Spike Lee on What’s Funny and What’s Definitely Not About BlacKkKlansman, His Cannes Grand Prize Winning Film
Cannes jury president Cate Blanchett says the film is “quintessentially about an American crisis.”
“I’m just going to grab this rosé here and take a seat,” said Spike Lee, as he daintily picked up a glass of wine and posed for photos. “Isn’t this what we do in the South of France?” The director has been the talk of the Cannes Film Festival, where his new film BlacKkKlansmen premiered this week. Set in Colorado Springs in the 1970s, the film tells the true-ish story of detective Ron Stallworth (John David Washington), who along with his partner Flip Zimmerman (Adam Driver), infiltrate and expose the atrocities of the Ku Klux Klan. The film, which is produced by Jordan Peele and also stars Laura Harrier and Topher Grace as a smarmy David Duke, received a six-minute standing ovation on Monday, which might have something to do with how relevant the film feels to today (a connection Lee makes very obvious in the final frames, by cutting to footage of the horrific events in Charlottesville, Virginia, when counterprotesters clashed with a white power rally and led to a vehicle attack that killed Heather Heyer).
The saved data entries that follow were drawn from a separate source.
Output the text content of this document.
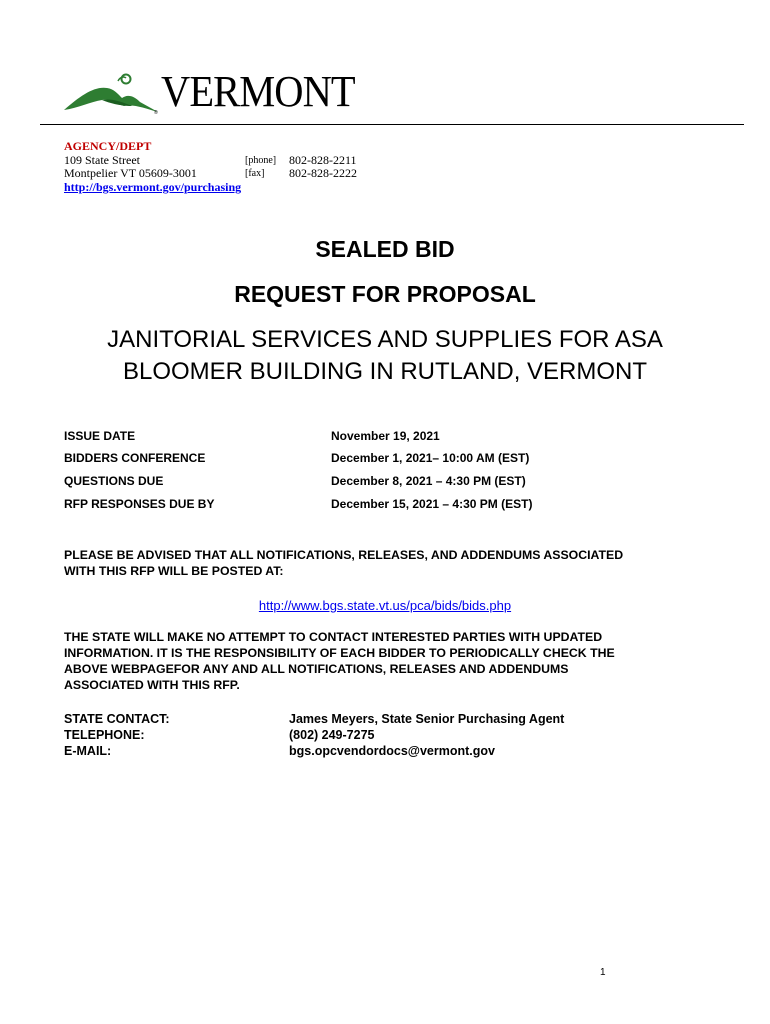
® VERMONT
AGENCY/DEPT
109 State Street
Montpelier VT 05609-3001
[phone] 802-828-2211
[fax] 802-828-2222
http://bgs.vermont.gov/purchasing
SEALED BID
REQUEST FOR PROPOSAL
JANITORIAL SERVICES AND SUPPLIES FOR ASA
BLOOMER BUILDING IN RUTLAND, VERMONT
ISSUE DATE	November 19, 2021
BIDDERS CONFERENCE	December 1, 2021– 10:00 AM (EST)
QUESTIONS DUE	December 8, 2021 – 4:30 PM (EST)
RFP RESPONSES DUE BY	December 15, 2021 – 4:30 PM (EST)
PLEASE BE ADVISED THAT ALL NOTIFICATIONS, RELEASES, AND ADDENDUMS ASSOCIATED
WITH THIS RFP WILL BE POSTED AT:
http://www.bgs.state.vt.us/pca/bids/bids.php
THE STATE WILL MAKE NO ATTEMPT TO CONTACT INTERESTED PARTIES WITH UPDATED
INFORMATION. IT IS THE RESPONSIBILITY OF EACH BIDDER TO PERIODICALLY CHECK THE
ABOVE WEBPAGEFOR ANY AND ALL NOTIFICATIONS, RELEASES AND ADDENDUMS
ASSOCIATED WITH THIS RFP.
STATE CONTACT:	James Meyers, State Senior Purchasing Agent
TELEPHONE:	(802) 249-7275
E-MAIL:	bgs.opcvendordocs@vermont.gov
1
And on Saturday, the Cannes jury gave it their Grand Prix, the second-highest honor at the festival, with Cannes jury president Cate Blanchett saying the film is “quintessentially about an American crisis.” Here, Lee and his co-writer Kevin Wilmot talk everything from Trump to casting Denzel Washington’s son, John, as the lead.
Your film opened to a standing ovation… what do you think that says?
Spike Lee: I think people are responding to the subject matter and the world we live in today.
Kevin Wilmot: From the very beginning, Spike really wanted to connect to present events and present times we’re living in. We didn’t think of it as a period place. We wanted to be Brechtian, take the past and show its connection to the present reality. Unfortunately, we didn’t have to work very hard at that. Our reality today really connects to the reality the movie explores.
As hateful as some of the characters act, the film is also very funny. How did you want to use humor in this movie?
Lee: We did it very carefully. [Laughs.] It’s like pixie dust, we sprinkled it in. This is not the first film in history that has used humor with very serious subject matter.
Wilmot: In the original Spike and I had with Jordan Peele, the only note he really gave us was, “make it funny.” But what that means though, is that that really goes with being serious. The more serious you are, the more the humor comes from an organic place. You’re not telling jokes or trying to be funny. The humor comes from the absurdity and honesty of hate.
Lee: The kind of humor we’re doing is not comedy. People use this word comedy, and conflate humor and comedy. That’s not what we’re doing.
Wilmot: There’s a very different thing between humor and comedy. No one’s slipping on banana peels. By being dead serious and totally dramatic, we reveal the absurdity. You don’t try to be funny. You just reveal what’s crazy and absurd about this, then the humor organically comes to the surface.
How do you use love in Trump’s America, which is so full of hate?
Lee: I think when the president had a defining moment, and could have stood for love instead of hate, he didn’t do it. it was a conscious effort not to denounce hate and those terrorist groups, like the KKK, the alt-right, and the Neo-Nazis. He embraced hate instead of love. He gave those terrorist groups a stamp of approval. They were like we got a guy in there, we’re golden.
Were you writing the film when Charlottesville happened?
Lee: No, we were in post-production editing. David Duke and Trump wrote the ending of the film for us.
Wilmot: You can’t make this stuff up. There is a scene at the end where Ron (Washington) and Patrice (Harrier) are at Ron’s apartment. There is a knock at the door, and they’re alarmed and get your guns and go down this hallway together, where there is a window at the end, and they see a burning cross. And the idea of the cross was to show that this problem just keeps going.
Where did you first hear about the story of Ron Stallworth?
Lee: From Jordan Peele.
What about it struck a chord?
Lee: We wanted to know if it was true. A young black man becomes the first person to infiltrate the Ku Klux Klan—that’s all we needed!
Wilmot: If you could make that believable, you got a movie.
As co-writers, was there ever anything you two disagreed on?
Lee: We were simpatico all the way because we knew what we had to do. We had the road map to get it done.
When writing this did you have the cast in mind?
Lee: I knew I wanted John Davis Washington. I met him before he was born!